For every dollar spent on investing in AI technology, a proportionate investment must follow in funding the skills development needed to use it. That means structured, role-specific training that reaches not 10% but the majority of employees. It means making manager accountability for team learning a formal, measured responsibility. It means treating governance capability: cybersecurity, data privacy and bias detection with urgency. And it means reframing training as the essential enabler of the AI transformation. 

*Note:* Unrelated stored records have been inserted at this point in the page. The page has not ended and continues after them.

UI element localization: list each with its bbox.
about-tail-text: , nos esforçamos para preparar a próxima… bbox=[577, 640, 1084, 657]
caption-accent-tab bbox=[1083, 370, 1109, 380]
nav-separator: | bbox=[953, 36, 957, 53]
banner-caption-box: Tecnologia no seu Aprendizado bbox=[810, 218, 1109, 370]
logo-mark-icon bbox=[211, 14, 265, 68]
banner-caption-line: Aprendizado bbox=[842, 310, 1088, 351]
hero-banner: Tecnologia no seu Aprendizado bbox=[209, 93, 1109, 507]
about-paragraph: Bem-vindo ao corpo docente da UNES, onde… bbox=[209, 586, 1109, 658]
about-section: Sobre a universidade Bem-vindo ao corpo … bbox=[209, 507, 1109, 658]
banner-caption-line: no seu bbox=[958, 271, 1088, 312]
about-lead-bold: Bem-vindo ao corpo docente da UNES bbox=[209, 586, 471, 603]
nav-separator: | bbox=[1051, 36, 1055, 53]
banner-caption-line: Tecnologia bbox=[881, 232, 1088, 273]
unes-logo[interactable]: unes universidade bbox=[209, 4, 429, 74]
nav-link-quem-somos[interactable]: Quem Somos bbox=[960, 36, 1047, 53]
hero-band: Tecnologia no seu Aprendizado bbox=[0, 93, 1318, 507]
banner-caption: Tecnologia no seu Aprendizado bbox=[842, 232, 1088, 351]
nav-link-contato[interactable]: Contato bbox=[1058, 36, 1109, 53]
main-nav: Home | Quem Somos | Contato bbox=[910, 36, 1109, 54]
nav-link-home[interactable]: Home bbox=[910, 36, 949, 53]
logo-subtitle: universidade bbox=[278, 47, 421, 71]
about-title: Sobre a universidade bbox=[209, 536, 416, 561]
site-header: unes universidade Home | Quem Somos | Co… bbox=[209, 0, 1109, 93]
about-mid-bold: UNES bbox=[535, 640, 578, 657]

Our research offers a clear-eyed verdict: successful AI adoption is a question of human readiness. Technology is advancing exponentially. Workforce readiness is not keeping pace. Widening gaps in skills, confidence and governance threaten to slow progress exactly when the potential rewards of AI are becoming more and more apparent. The organisations that lead the next wave of AI maturity will not be those with the largest technology budgets. They will be those that match technological ambition with skills and governance investment. 

The ‘magic’ of AI is theoretically available to all. The tools are increasingly powerful and increasingly accessible. But realising the meaningful, lasting business value of this magic requires upskilling employees and putting governance guardrails in place. 

Until organisations fund the human half of this equation with the same commitment they bring to the technical half, that elusive repeatable ROI from AI remains out of reach. 

About the author 

Charles Ross is APAC head of policy and insight at Economist Impact, the research and thought leadership division of The Economist Group. He supervised and directed the research programme for From intent to action: the leaders’ guide to building AI-powered workplaces (2026), supported by Kyocera Document Solutions. 

Report reference 

Data referenced in this article is drawn from From intent to action: the leaders’ guide to building AI-powered workplaces, Economist Impact, 2026. The report surveyed 639 senior executives across London, New York, Singapore, Sydney and Tokyo, conducted October–November 2025.